Both Ellis and Davis agree the initiative is the most important work Raising Literacy Australia does, without question.
Since 2015 it has provided more than 100,000 books to kids in need.
But a few days after I speak to Ellis and Davis at the Raising Literacy Australia office, they tell me the Education Department funding for the program – around $170,000 a year – has been cut.
For Davis, the decision is nothing short of devastating.
“We are here to support the most disadvantaged in our community and in the area of literacy,” she says.
“It (the funding cut) will diminish the opportunity we wish to provide.”
Despite the bad news, she is adamant the program will continue, even if other initiatives will have less resources as a result.
“We will not allow this program to falter,” she says. “We will eat into all our reserves to ensure we maintain this work.
“This is so critical that we will make sure it works, come what may.”
“This is the one we really need to keep afloat,” Ellis adds.
“This is something tangible that people, if they donate, can know this program will continue for these children ... this is what people’s donations go towards supporting.”
Longer term, Davis, who has been at the helm of Raising Literacy Australia for just four months, wants the organisation in a more visible location than its humble laneway.
She wants to build a “literacy hub” of sorts, complete with practical services to enhance the development of young children.
“What does that look like?” she asks rhetorically.
“We find a place … and we work in collaboration with perhaps a coffee shop or a speech pathologist, we set up an area for the distribution of all our books, we have areas for children to come in and have reading time, areas for parents to come in and chat.
“It’s got to be a coffee shop because all parents want a coffee,” she adds with a laugh.

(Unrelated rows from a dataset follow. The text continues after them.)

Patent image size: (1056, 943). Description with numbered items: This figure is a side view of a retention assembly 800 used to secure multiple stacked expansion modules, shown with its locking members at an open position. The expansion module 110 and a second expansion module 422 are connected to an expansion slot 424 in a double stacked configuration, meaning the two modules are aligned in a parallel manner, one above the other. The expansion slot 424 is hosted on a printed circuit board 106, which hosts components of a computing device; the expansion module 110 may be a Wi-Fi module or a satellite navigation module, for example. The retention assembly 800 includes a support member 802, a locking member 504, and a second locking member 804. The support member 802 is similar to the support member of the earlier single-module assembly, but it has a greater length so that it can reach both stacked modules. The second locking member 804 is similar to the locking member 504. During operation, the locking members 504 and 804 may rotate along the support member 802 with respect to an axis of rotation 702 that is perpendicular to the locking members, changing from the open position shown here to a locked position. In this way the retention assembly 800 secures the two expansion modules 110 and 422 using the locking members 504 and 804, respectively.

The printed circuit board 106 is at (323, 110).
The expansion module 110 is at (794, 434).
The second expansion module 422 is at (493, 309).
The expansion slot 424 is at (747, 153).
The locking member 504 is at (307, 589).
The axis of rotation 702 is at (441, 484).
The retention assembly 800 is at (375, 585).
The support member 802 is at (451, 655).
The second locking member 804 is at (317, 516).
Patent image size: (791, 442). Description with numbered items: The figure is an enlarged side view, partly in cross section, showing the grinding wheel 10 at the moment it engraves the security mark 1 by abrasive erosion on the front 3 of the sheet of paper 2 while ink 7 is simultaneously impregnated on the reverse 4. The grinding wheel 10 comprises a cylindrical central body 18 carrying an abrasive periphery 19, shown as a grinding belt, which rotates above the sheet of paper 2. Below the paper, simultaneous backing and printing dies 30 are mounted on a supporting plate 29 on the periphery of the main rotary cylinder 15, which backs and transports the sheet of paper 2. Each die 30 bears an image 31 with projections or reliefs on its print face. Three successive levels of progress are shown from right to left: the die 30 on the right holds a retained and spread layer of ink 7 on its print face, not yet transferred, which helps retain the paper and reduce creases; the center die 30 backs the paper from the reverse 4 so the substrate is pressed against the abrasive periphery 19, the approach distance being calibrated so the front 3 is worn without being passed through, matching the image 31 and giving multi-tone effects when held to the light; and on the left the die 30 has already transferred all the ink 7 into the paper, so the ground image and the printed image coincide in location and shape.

She is quick to admit that scenario is a “dream” at the moment.
And she also knows she has much more important priorities and a long way to go to get childhood literacy to where it needs to be.
As does Ellis, who has been appointed to lead the state government backed Early Years Taskforce focusing on increasing the development of zero- to three-year-olds.
Partners of the taskforce, which was announced last year and will begin its work this year, include the Department for Education, the Smith Family and Playgroup SA.
The goal is to bring all the organisations dealing with young children, both government and non-government, together to bring a uniform approach to early childhood development.
“I’m really lucky that I get to chair that taskforce,” Ellis says.
“It means you get to see that there are so many remarkable people doing remarkable things and if we can bring that all together and collaborate a bit more, then hopefully we can get some amazing results.
“We know that in South Australia there hasn’t been a consistent message and that parents are receiving all sorts of different pieces of advice and seeing different campaigns but none of it is necessarily consistent about what your child needs and how you can best help them in those early years, and that’s what we’ll be looking to do.”
Charlie beams from the couch when Ellis mentions that she sees first-hand in her own home the difference Raising Literacy Australia’s work makes. That cheeky smile is also part of why she does it.
“It’s a really cool thing that you get to shape your child’s life,” says Ellis, who jokes that the only reading she did to her unborn children was government policy.
“And this is kind of about expanding that; you can help shape another child’s life who might not otherwise get the opportunity.”
As the public face of Raising Literacy Australia, Ellis knows just as well the work that lies ahead but appears as motivated about this cause as she was her political ideals.
“I think giving every child the greatest opportunity for success is something we should all be focused on,” she says.
“I think this is the most important cause.”